Purpose Of Review: Immunotherapies such as immune checkpoint blockade have revolutionized cancer treatment, but current approaches have failed to improve outcomes in glioblastoma and other brain tumours. T cell dysfunction has emerged as one of the major barriers for the development of central nervous system (CNS)-directed immunotherapy. Here, we explore the unique requirements that T cells must fulfil to ensure immune surveillance in the CNS, and we analyse T cell dysfunction in glioblastoma (GBM) through the prism of CNS-resident immune responses.

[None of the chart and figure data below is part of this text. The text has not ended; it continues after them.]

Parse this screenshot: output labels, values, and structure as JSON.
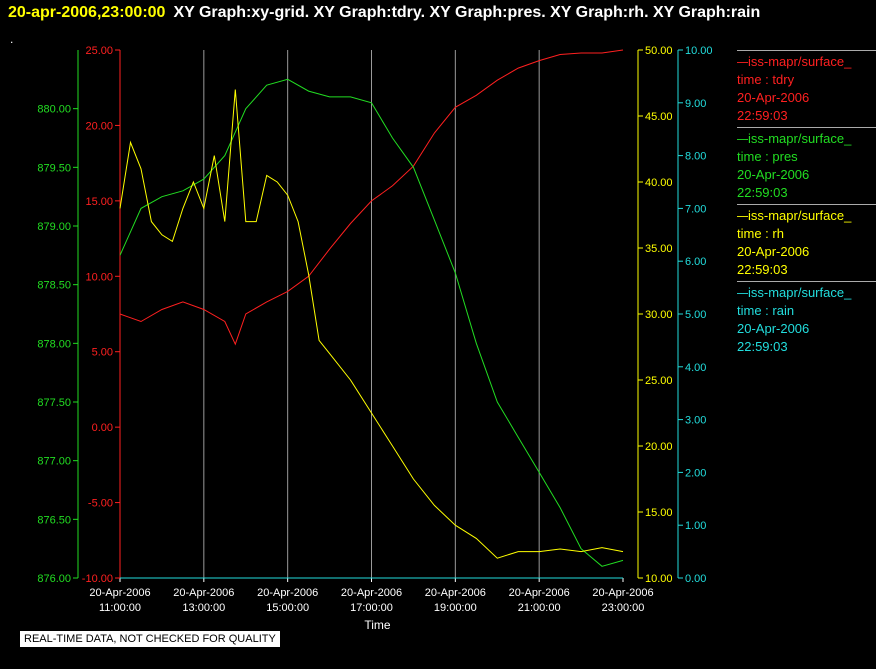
{
  "header": {
    "timestamp": "20-apr-2006,23:00:00",
    "graph_titles": "XY Graph:xy-grid.  XY Graph:tdry.  XY Graph:pres.  XY Graph:rh.  XY Graph:rain"
  },
  "marker": ".",
  "quality_note": "REAL-TIME DATA, NOT CHECKED FOR QUALITY",
  "legend": [
    {
      "source": "—iss-mapr/surface_",
      "field": "time : tdry",
      "date": "20-Apr-2006",
      "time": "22:59:03",
      "color": "#ff2020"
    },
    {
      "source": "—iss-mapr/surface_",
      "field": "time : pres",
      "date": "20-Apr-2006",
      "time": "22:59:03",
      "color": "#22dd22"
    },
    {
      "source": "—iss-mapr/surface_",
      "field": "time : rh",
      "date": "20-Apr-2006",
      "time": "22:59:03",
      "color": "#ffff00"
    },
    {
      "source": "—iss-mapr/surface_",
      "field": "time : rain",
      "date": "20-Apr-2006",
      "time": "22:59:03",
      "color": "#22dddd"
    }
  ],
  "chart_data": {
    "type": "line",
    "xlabel": "Time",
    "x_ticks": [
      {
        "date": "20-Apr-2006",
        "time": "11:00:00"
      },
      {
        "date": "20-Apr-2006",
        "time": "13:00:00"
      },
      {
        "date": "20-Apr-2006",
        "time": "15:00:00"
      },
      {
        "date": "20-Apr-2006",
        "time": "17:00:00"
      },
      {
        "date": "20-Apr-2006",
        "time": "19:00:00"
      },
      {
        "date": "20-Apr-2006",
        "time": "21:00:00"
      },
      {
        "date": "20-Apr-2006",
        "time": "23:00:00"
      }
    ],
    "xlim": [
      "20-Apr-2006 11:00:00",
      "20-Apr-2006 23:00:00"
    ],
    "grid": "vertical",
    "axes": [
      {
        "id": "pres",
        "side": "left-outer",
        "color": "#22dd22",
        "ylim": [
          876.0,
          880.5
        ],
        "ticks": [
          "876.00",
          "876.50",
          "877.00",
          "877.50",
          "878.00",
          "878.50",
          "879.00",
          "879.50",
          "880.00"
        ]
      },
      {
        "id": "tdry",
        "side": "left-inner",
        "color": "#ff2020",
        "ylim": [
          -10.0,
          25.0
        ],
        "ticks": [
          "-10.00",
          "-5.00",
          "0.00",
          "5.00",
          "10.00",
          "15.00",
          "20.00",
          "25.00"
        ]
      },
      {
        "id": "rh",
        "side": "right-inner",
        "color": "#ffff00",
        "ylim": [
          10.0,
          50.0
        ],
        "ticks": [
          "10.00",
          "15.00",
          "20.00",
          "25.00",
          "30.00",
          "35.00",
          "40.00",
          "45.00",
          "50.00"
        ]
      },
      {
        "id": "rain",
        "side": "right-outer",
        "color": "#22dddd",
        "ylim": [
          0.0,
          10.0
        ],
        "ticks": [
          "0.00",
          "1.00",
          "2.00",
          "3.00",
          "4.00",
          "5.00",
          "6.00",
          "7.00",
          "8.00",
          "9.00",
          "10.00"
        ]
      }
    ],
    "series": [
      {
        "name": "time : tdry",
        "axis": "tdry",
        "color": "#ff2020",
        "x": [
          "11:00",
          "11:30",
          "12:00",
          "12:30",
          "13:00",
          "13:30",
          "13:45",
          "14:00",
          "14:30",
          "15:00",
          "15:30",
          "16:00",
          "16:30",
          "17:00",
          "17:30",
          "18:00",
          "18:30",
          "19:00",
          "19:30",
          "20:00",
          "20:30",
          "21:00",
          "21:30",
          "22:00",
          "22:30",
          "23:00"
        ],
        "y": [
          7.5,
          7.0,
          7.8,
          8.3,
          7.8,
          7.0,
          5.5,
          7.5,
          8.3,
          9.0,
          10.0,
          11.8,
          13.5,
          15.0,
          16.0,
          17.3,
          19.5,
          21.2,
          22.0,
          23.0,
          23.8,
          24.3,
          24.7,
          24.8,
          24.8,
          25.0
        ]
      },
      {
        "name": "time : pres",
        "axis": "pres",
        "color": "#22dd22",
        "x": [
          "11:00",
          "11:30",
          "12:00",
          "12:30",
          "13:00",
          "13:30",
          "14:00",
          "14:30",
          "15:00",
          "15:30",
          "16:00",
          "16:30",
          "17:00",
          "17:30",
          "18:00",
          "18:30",
          "19:00",
          "19:30",
          "20:00",
          "20:30",
          "21:00",
          "21:30",
          "22:00",
          "22:30",
          "23:00"
        ],
        "y": [
          878.75,
          879.15,
          879.25,
          879.3,
          879.4,
          879.6,
          880.0,
          880.2,
          880.25,
          880.15,
          880.1,
          880.1,
          880.05,
          879.75,
          879.5,
          879.05,
          878.6,
          878.0,
          877.5,
          877.2,
          876.9,
          876.6,
          876.25,
          876.1,
          876.15
        ]
      },
      {
        "name": "time : rh",
        "axis": "rh",
        "color": "#ffff00",
        "x": [
          "11:00",
          "11:15",
          "11:30",
          "11:45",
          "12:00",
          "12:15",
          "12:30",
          "12:45",
          "13:00",
          "13:15",
          "13:30",
          "13:45",
          "14:00",
          "14:15",
          "14:30",
          "14:45",
          "15:00",
          "15:15",
          "15:30",
          "15:45",
          "16:00",
          "16:30",
          "17:00",
          "17:30",
          "18:00",
          "18:30",
          "19:00",
          "19:30",
          "20:00",
          "20:30",
          "21:00",
          "21:30",
          "22:00",
          "22:30",
          "23:00"
        ],
        "y": [
          38.0,
          43.0,
          41.0,
          37.0,
          36.0,
          35.5,
          38.0,
          40.0,
          38.0,
          42.0,
          37.0,
          47.0,
          37.0,
          37.0,
          40.5,
          40.0,
          39.0,
          37.0,
          33.0,
          28.0,
          27.0,
          25.0,
          22.5,
          20.0,
          17.5,
          15.5,
          14.0,
          13.0,
          11.5,
          12.0,
          12.0,
          12.2,
          12.0,
          12.3,
          12.0
        ]
      },
      {
        "name": "time : rain",
        "axis": "rain",
        "color": "#22dddd",
        "x": [
          "11:00",
          "23:00"
        ],
        "y": [
          0.0,
          0.0
        ]
      }
    ]
  }
}
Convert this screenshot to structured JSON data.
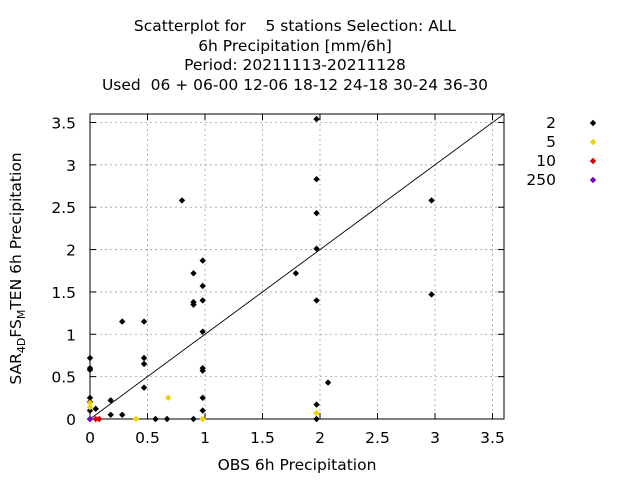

Recent Findings: Using comprehensive and unbiased techniques such as single-cell RNA sequencing, multiple studies have dissected the transcriptional state of CNS-resident T cells that patrol the homeostatic brain. A similar approach has revealed that in GBM, tumour-infiltrating T cells lack the hallmarks of antigen-driven exhaustion typical of melanoma and other solid tumours, suggesting the need for better presentation of tumour-derived antigens. Consistently, in a mouse model of GBM, increasing lymphatic drainage to the cervical lymph node was sufficient to promote tumour rejection.

Summary: For the success of future immunotherapy strategies, further work needs to explore the natural history of dysfunction in GBM tumour-infiltrating T cells, establish whether these originate from CNS-resident T cells and how they can be manipulated therapeutically.